Create two separate plots that display the same information instead of trying to put it all in one single plot — stack them using patchwork or cowplot.
There is one major error they make with the bars in their graphic. Explain what it is.
Solution
They stacked the bar charts incorrectly. The three components of each bar are just stacked on top of one another. For example, the 2001 bar has a total of 13,987 applications, but when you look at the y-axis the number of applications exceeds 20,000. Instead of using shaded bars so that each bar height is equal to that year’s total number of applications, the number of admitted students and matriculants is added on to the total number of applications. This falsely inflates the height of the bars.

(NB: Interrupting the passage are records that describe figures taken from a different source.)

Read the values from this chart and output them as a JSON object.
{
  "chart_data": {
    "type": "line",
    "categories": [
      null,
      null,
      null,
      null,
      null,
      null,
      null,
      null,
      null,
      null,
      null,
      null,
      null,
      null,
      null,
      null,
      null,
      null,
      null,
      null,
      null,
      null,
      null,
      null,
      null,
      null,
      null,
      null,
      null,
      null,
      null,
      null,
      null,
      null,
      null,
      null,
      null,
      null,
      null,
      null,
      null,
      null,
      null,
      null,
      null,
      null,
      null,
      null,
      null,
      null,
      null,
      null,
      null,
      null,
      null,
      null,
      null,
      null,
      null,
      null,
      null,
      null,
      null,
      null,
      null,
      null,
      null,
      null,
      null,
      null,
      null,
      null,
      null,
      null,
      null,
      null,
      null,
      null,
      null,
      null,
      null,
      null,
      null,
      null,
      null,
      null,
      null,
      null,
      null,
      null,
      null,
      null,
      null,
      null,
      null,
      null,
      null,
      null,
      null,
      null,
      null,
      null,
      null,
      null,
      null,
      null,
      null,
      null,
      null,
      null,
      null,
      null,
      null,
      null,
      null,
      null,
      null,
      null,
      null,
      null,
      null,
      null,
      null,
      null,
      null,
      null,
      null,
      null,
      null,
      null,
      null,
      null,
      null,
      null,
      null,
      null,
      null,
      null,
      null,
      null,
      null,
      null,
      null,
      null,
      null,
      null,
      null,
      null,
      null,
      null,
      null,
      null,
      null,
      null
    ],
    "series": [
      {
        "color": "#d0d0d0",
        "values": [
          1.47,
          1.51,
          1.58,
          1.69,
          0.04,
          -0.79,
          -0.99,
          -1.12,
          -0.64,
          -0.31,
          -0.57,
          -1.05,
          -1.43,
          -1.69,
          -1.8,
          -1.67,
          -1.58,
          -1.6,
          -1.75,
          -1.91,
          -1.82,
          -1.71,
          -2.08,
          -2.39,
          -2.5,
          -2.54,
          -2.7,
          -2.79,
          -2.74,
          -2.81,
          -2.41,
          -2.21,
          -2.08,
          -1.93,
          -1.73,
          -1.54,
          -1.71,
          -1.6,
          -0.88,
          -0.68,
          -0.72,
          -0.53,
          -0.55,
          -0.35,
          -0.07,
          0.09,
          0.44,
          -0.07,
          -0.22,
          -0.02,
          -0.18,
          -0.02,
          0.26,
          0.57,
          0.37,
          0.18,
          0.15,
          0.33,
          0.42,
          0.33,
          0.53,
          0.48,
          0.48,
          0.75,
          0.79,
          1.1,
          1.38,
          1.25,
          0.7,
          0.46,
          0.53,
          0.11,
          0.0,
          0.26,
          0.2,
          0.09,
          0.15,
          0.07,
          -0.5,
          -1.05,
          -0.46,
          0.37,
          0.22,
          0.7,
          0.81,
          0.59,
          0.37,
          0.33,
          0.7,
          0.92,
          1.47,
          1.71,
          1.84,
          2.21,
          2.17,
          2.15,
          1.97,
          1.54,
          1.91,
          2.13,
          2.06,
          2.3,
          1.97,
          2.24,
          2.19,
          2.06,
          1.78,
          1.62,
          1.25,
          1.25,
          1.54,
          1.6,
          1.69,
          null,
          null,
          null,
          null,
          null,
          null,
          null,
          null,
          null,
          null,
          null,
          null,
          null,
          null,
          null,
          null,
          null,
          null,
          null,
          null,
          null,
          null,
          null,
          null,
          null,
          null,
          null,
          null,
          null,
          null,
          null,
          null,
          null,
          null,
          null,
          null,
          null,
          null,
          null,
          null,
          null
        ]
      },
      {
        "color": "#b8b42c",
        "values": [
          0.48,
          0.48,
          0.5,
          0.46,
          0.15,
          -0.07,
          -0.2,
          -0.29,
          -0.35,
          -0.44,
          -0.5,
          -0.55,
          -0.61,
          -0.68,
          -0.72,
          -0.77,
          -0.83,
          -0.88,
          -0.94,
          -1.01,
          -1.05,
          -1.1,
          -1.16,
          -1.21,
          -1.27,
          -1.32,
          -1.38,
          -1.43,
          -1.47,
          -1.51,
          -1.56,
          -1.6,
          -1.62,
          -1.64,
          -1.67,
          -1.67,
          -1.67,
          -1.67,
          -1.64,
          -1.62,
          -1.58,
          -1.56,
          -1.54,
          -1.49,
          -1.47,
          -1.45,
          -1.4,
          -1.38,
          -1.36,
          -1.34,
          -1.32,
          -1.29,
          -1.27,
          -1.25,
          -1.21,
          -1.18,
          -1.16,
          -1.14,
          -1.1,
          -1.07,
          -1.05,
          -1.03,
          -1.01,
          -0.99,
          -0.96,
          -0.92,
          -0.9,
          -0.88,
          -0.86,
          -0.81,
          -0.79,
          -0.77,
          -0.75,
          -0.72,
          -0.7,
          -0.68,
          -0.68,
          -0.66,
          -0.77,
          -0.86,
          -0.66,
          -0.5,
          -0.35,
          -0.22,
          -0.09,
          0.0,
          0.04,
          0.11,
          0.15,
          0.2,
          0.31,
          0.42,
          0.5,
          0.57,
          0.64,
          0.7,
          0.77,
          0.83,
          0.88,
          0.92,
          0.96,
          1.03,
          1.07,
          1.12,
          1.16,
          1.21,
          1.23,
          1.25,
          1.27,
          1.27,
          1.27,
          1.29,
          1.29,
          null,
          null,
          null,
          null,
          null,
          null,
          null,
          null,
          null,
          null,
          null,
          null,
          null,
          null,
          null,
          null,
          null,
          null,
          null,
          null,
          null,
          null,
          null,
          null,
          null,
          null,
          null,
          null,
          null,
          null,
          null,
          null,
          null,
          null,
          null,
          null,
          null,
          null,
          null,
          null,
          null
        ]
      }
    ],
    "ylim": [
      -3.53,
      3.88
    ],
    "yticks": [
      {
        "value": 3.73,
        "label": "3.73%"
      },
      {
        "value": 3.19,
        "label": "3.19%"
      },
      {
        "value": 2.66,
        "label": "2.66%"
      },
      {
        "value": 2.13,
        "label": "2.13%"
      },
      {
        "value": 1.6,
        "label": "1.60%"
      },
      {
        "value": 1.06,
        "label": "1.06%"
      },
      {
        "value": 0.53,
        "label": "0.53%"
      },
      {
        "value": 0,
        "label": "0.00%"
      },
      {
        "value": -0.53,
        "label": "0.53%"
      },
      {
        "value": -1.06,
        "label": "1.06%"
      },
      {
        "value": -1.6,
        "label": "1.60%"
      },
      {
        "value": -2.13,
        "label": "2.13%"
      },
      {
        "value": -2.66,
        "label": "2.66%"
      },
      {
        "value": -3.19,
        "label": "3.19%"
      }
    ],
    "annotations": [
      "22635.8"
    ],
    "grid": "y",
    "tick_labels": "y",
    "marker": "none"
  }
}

Which approach do you find communicates the information better, their single dual y-axes plot or the two separate plot approach? Why?
Solution
I think the two plot approach communicates this information better. The single plot would be fine if the y-axes were the same or could be directly mapped on to each other, but these axes are different which can make it difficult to discern which data is mapped onto which axis. Additionally, the frequency of number lables clutter the visualization and some labels overlap which impacts readability. In the visualization’s current state, it’s best to use two separate plots.
Hints:
Form 4 datasets (helps you get organized, but not entirely necessary):
1 that has bar chart data,
1 that has bar chart label data,
1 that has line chart data, and
1 that has line chart labels
Consider using ggsave() to save the image with a fixed size so it is easier to pick font sizes.